Askerî hükümet darbesi
Siyaset bilimcilere göre, 31 Mart Ayaklanması'nda her ne kadar “Şeriat isteriz” diye ortaya çıkılsa da, gerçekte ayaklanmanın asıl özelliği, muhalefetin İttihat ve Terakki’ye karşı düzenlediği, başarıya ulaşamamış bir askerî hükümet darbesidir. Şeriat söylemi, bir dinî sömürme olayı olarak değerlendirilir. Ayaklanmayla İttihat ve Terakki’nin İstanbul’dan uzaklaştırılması ve Meclisi Mebusanı onun denetiminden çıkarmak amacı güdülür.
İttihatçıların İstanbul’dan kaçmaları üzerine ayaklanmacılar başkente hâkim olurlar. Ancak, ayaklanmadan sorumlu tutulamayacak olsa da II. Abdülhamit, olaylardan yararlanmaya girişerek, isyancılarla ilişki kurar. Onun isyancılara karşı bu ılımlı tutumu, Meşrutiyet yanlılarının, II. Abdülhamit’i ayaklanmayı çıkarmakla suçlamalarına ve tahttan indirilmesine gerekçe göstermelerine yol açar ya da bunu kolaylaştırır.
Abdülhamit'in rolü
Olay, kanlı bir kalkışmaya dönüşünce, onu başlatanlar da ayaklanmaya sahip çıkmaktan çekinirler; ayaklanan askerin sonradan Abdülhamit’e yönelmesi, Harp Divanı’nın da siyasal nedenlerle ayaklanmanın derinine inmekten kaçınması, olaya bir muamma havası vermiştir.

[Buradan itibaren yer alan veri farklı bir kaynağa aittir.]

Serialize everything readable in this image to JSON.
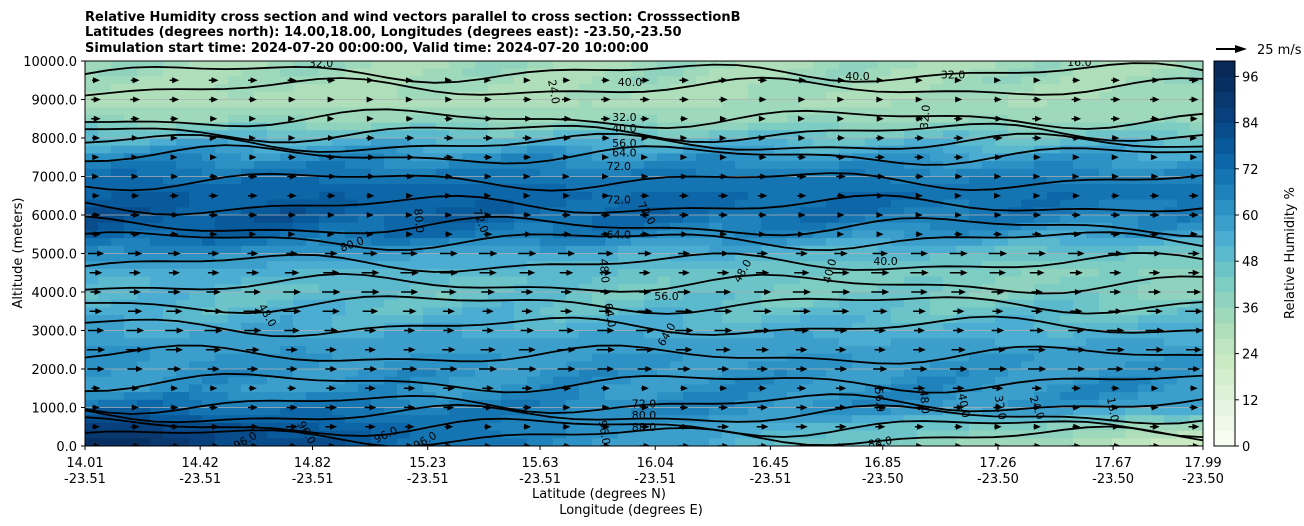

O yüzden olayın birkaç türlü açıklaması yapılır. Bunların ilki, olayı diktatörlük kurmasına vesile olsun diye İttihat ve Terakki düzenlemiş, fakat ipin ucunu kaçırmıştır. Bir diğer açıklama, olay tamamen Abdülhamit’in eseridir der, ama Abdülhamit olayın düzenleyicisi değildir. Üçüncü açıklamaya göre ise ayaklanmayı muhalefet düzenlemiş ve başlatmıştır. Muhalefet denildiğinde, başta Prens Sabahattin ve grubu, Ahrar Fırkası ve onun dinsel kolu olan “İttihadı Muhammed Cemiyeti” anlaşılır. Ayaklanmanın Ahrar Fırkası tarafından düzenlendiğine ilişkin birçok kanıt bulunmaktadır.
Ayaklanmanın sonuçları
Ayaklanma karşısında Almanya ile İngiltere'nin tutumu ilgi çekicidir: İngiltere, ayaklanmayı destekler ve Ahrar Fırkası'nın İttihat ve Terakki’ye karşı güçlenmesini arzu eder.
Almanya ise Hareket Ordusu’nu destekler. Genel olarak bakıldığında; Hareket Ordusu’nun İstanbul’a girişi, birçok çevrede bir Alman zaferi ve bir İngiliz yenilgisi olarak kabul görür. 31 Mart Ayaklanması’nın bastırılması, İttihat ve Terakki açısından iki önemli siyasal sonuç doğurur: Birincisi, II. Abdülhamit'in tahttan indirilmesi ve daha bağımlı bir kişiliğe sahip Mehmet Reşat’ın tahta geçirilmesidir.